Comment Re:Turn off the electricity to the dorms (Score 1) 203

The problem is, Hydro in the US is pretty much peaked. There are some small hydro projects that can be worked. But Big Hydro in the US is done. And the environmental lobby won't let that go.

Increasing solar/wind/geothermal is admirable. But due to land use and appropriateness, I seriously doubt we going to see as massive an increase in these as would be needed to negate the need for coal/oil.

Nuclear, honestly, is what I'd prefer to see stepping up to fill the gap. Unfortunately, the "nuclear = bombs, bombs = bad" FUD brigade is going to fight tooth and nail to keep nuclear from ever being a choice. Which is too bad. Considering the fact that we haven't actually built NEW capacity in HOW long? Yet nuclear power's energy output has continued to rise over the last 40 years.

Comment Re:So you want people living in caves? YOU GO FIRS (Score 1) 203

You want people swear off coal and oil right now when it makes up over 85% of the total power generated in this country? That's basically asking them to go back to living in caves. To having their kids die of preventable diseases. To going hungry if their crops fail or hunting sucks.

We don't have to. Let's say we pass a few reforms.

Oh Goodie! REFORMS!

Things like house the homeless($10k annually vs $40k to leave them on the street)

So, back to Cabrini Green? I'd also like to know where you get your numbers from.

reform sentences and prisons(1/2 the prison sentence AND less likely to come back?)

Half the sentence? Okay. Less likely to come back? You can't guarantee something like that. You just can't. And dumping recidivist offenders back on the street just allows them to prey on people again.

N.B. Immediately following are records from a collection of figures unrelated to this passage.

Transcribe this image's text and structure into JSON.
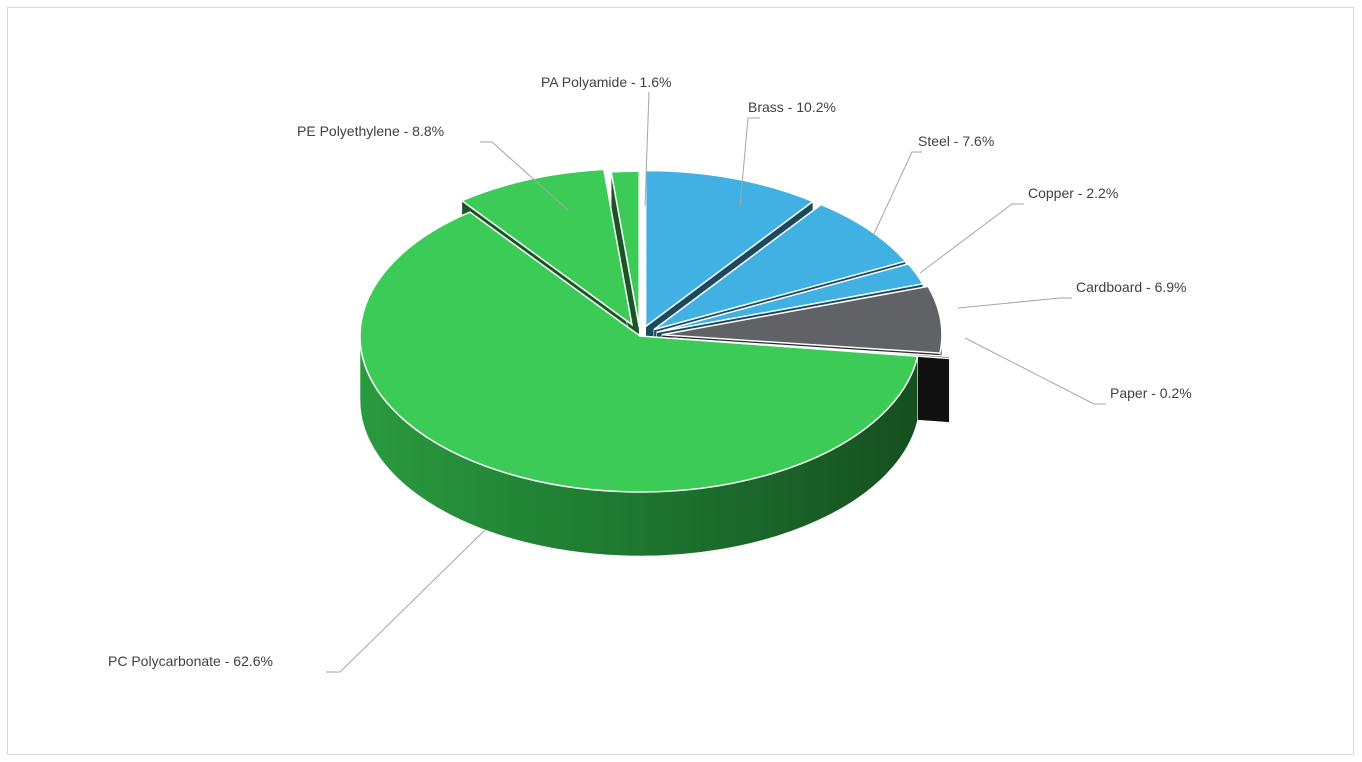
{
  "chart_data": {
    "type": "pie",
    "style": "3d-exploded",
    "title": "",
    "unit": "%",
    "slices": [
      {
        "label": "Brass - 10.2%",
        "name": "Brass",
        "value": 10.2,
        "color": "#41b0e3"
      },
      {
        "label": "Steel - 7.6%",
        "name": "Steel",
        "value": 7.6,
        "color": "#41b0e3"
      },
      {
        "label": "Copper - 2.2%",
        "name": "Copper",
        "value": 2.2,
        "color": "#41b0e3"
      },
      {
        "label": "Cardboard - 6.9%",
        "name": "Cardboard",
        "value": 6.9,
        "color": "#606266"
      },
      {
        "label": "Paper - 0.2%",
        "name": "Paper",
        "value": 0.2,
        "color": "#252525"
      },
      {
        "label": "PC Polycarbonate - 62.6%",
        "name": "PC Polycarbonate",
        "value": 62.6,
        "color": "#3dcb58"
      },
      {
        "label": "PE Polyethylene - 8.8%",
        "name": "PE Polyethylene",
        "value": 8.8,
        "color": "#3dcb58"
      },
      {
        "label": "PA Polyamide - 1.6%",
        "name": "PA Polyamide",
        "value": 1.6,
        "color": "#3dcb58"
      }
    ],
    "legend": "none",
    "data_labels": "outside-with-leader-lines"
  }
}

Now, half a death sentence? If you can figure that one out, I'd be interested to hear...

and healthcare

Which everyone else pays for.

The fed.gov already spends 90% of what it would take to provide single-payer UHC if we were paying the median for industrialized nations.

Sure, but I don't trust the government with a wooden nickle.

Or did you NOT notice that the country's multi-TRILLION dollar debt load.

The individual states more than pick up the remaining 10%.

Oh. That's cute. Expecting the state governments to kick in money out of the goodness of their hearts.

Sorry, unless someone's pockets are being lined at every step of the way, don't expect it to EVER get done.

We currently spend ~$6.7k vs $2.9k. So fixing this ONE problem would enable states to put more money towards other important things without going into debt, help with the federal deficit, AND dump about a grand more into every family's pocket a month.

What does $3k a year, per person, pay for? A hell of a lot of solar panels and other sources of renewable power. We can improve our lives in a lot of other ways.

You're assuming that the politicians don't load down such measures with pork projects. You're also expecting 100% participation, no recidivism, and nobody abusing the system.

I simply don't have that much faith in people.

Comment Re:Turn off the electricity to the dorms (Score 3, Insightful) 203

Okay, fossil fuel power makes up the bulk of the generation capacity in the US.

Nuclear power accounts for just under 20% of total power generation in the country.
Fossil fuel power accounts for just over 65% of total power generation in the country.

Renewables?

TOTAL renewable energy in this country comes out at about 13% of total generation capacity.

Hydro being about 66% of that 13% (or 8.58% of total capacity).
Solar? 3% of that 13% (or .0039% of total capacity).

I don't think the country is ready to have two thirds slashed out of its power budget.

Comment So you want people living in caves? YOU GO FIRST! (Score 2) 203

Seriously.

There's one reason this country enjoys the standard of living it has now.

Energy.

You want people swear off coal and oil right now when it makes up over 85% of the total power generated in this country? That's basically asking them to go back to living in caves. To having their kids die of preventable diseases. To going hungry if their crops fail or hunting sucks.

If you think THAT standard of living is so great, YOU GO FIRST. Once you've spent 10 years in your cave and proven it viable for the other 8 billion people on the planet, then, maybe, someone will follow your lead.

Until then, you need to shut the fuck up instead of flapping your gums on a subject you obviously know jack shit about.